Civil Appeal No.4224/2006 arising out of SLP(C) No.16412 of 2005 and Civil Appeal No.4225/2006 arising out of SLP(C) No.16418/2005 were filed against the final common judgment dt.15.6.2005 of the Division Bench of the High Court of Karnataka at Bangalore in Writ Appeal Nos.2807/2002 and 2808/2002. We have also perused the judgment in these appeals and also the appointment order and other relevant records. The appointment order appointing the respective respondents herein clearly show that the respondents were appointed in the prescribed scale on temporary basis for the academic year ending on 31st March, 1993 and subject to the approval by the Education Department. The appointment order further states that the services of the temporary employees may be terminated by the management at any time without assigning any reason and without giving any prior notice. This appointment order was issued to Y.D.Deshpande (respondent No.1 in SLP(C) No.16412/2005). Another appointment order was issued by the management pursuant to the Resolution of the management in its meeting dt.11.08.1991. The respondent No.1 in SLP(C) No.16418/2005 (S.K.Joshi) was appointed as Assistant Teacher in the school in question on consolidated salary of Rs.400/- per month and on contract basis. The appointment order also further states that the appointment was upto the end of academic year 10.4.1992. It is not in dispute that when the approval of the Government was sought the Government did not approve the appointment for the additional post. It is also not in dispute that the appellants' institution is run on the basis of grant-in-aid by the Government. The services of the respondents were terminated in the year 2001 and the respondents without availing the alternative remedy available under the law straightway filed the Writ Petitions in the High Court which were allowed by the learned Single Judge and also on appeal by the management the same was affirmed by the Division Bench of the High Court.

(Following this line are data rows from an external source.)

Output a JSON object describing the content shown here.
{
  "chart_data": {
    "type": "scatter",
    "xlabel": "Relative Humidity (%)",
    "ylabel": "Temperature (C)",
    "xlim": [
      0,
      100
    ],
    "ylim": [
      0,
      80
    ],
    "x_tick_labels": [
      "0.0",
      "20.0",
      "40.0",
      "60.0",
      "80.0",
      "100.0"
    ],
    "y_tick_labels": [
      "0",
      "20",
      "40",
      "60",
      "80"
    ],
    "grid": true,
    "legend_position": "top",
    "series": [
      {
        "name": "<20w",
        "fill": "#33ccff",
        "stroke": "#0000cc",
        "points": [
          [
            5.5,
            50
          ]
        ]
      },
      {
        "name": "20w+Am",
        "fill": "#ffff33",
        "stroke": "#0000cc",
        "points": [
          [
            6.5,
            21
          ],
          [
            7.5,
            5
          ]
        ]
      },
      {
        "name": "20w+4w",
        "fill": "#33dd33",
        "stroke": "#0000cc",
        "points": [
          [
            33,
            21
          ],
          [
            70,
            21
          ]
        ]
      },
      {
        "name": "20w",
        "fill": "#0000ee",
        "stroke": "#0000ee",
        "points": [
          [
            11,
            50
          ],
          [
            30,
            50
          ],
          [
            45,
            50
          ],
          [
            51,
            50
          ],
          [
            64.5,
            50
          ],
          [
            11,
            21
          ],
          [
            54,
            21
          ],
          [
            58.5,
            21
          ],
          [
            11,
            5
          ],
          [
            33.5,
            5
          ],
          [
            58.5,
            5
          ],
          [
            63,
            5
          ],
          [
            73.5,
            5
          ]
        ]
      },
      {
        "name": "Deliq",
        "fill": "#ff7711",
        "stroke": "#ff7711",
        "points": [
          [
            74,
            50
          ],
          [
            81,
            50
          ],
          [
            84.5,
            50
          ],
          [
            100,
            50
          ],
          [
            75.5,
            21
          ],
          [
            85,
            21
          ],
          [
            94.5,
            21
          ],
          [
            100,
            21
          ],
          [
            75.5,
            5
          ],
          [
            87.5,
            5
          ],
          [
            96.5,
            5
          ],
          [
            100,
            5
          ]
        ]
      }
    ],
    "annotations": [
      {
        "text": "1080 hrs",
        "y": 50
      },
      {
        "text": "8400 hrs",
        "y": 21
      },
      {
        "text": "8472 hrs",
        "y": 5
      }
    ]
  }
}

It is now well-settled principle of law that the appointment made on probation/ad hoc basis for a specific period of time comes to an end by efflux of time and the person holding such post can have no right to continue on the post. In the instant case as noticed above, the respective respondents have accepted the appointment including the terms and conditions stipulated in the appointment orders and joined the posts in question and continued on the said post for some years. The respondents having accepted the terms and conditions stipulated in the appointment order and allowed the period for which they were appointed to have been elapsed by efflux of time, they are not now permitted to turn their back and say that their appointments could not be terminated on the basis of their appointment letters nor they could be treated as temporary employee or on contract basis. The submission made by the learned counsel for the respondents to the said effect has no merit and is, therefore, liable to be rejected. It is also well-settled law by several other decisions of this Court that appointment on ad hoc basis/temporary basis comes to an end by efflux of time and persons holding such post have no right to continue on the post and ask for regularisation etc.

For the foregoing reasons, the Civil Appeals stand allowed and the judgments passed by the High Court in Writ Appeal Nos.2807/2002 and 2808/2002 and in Writ Petitions are set aside. No costs.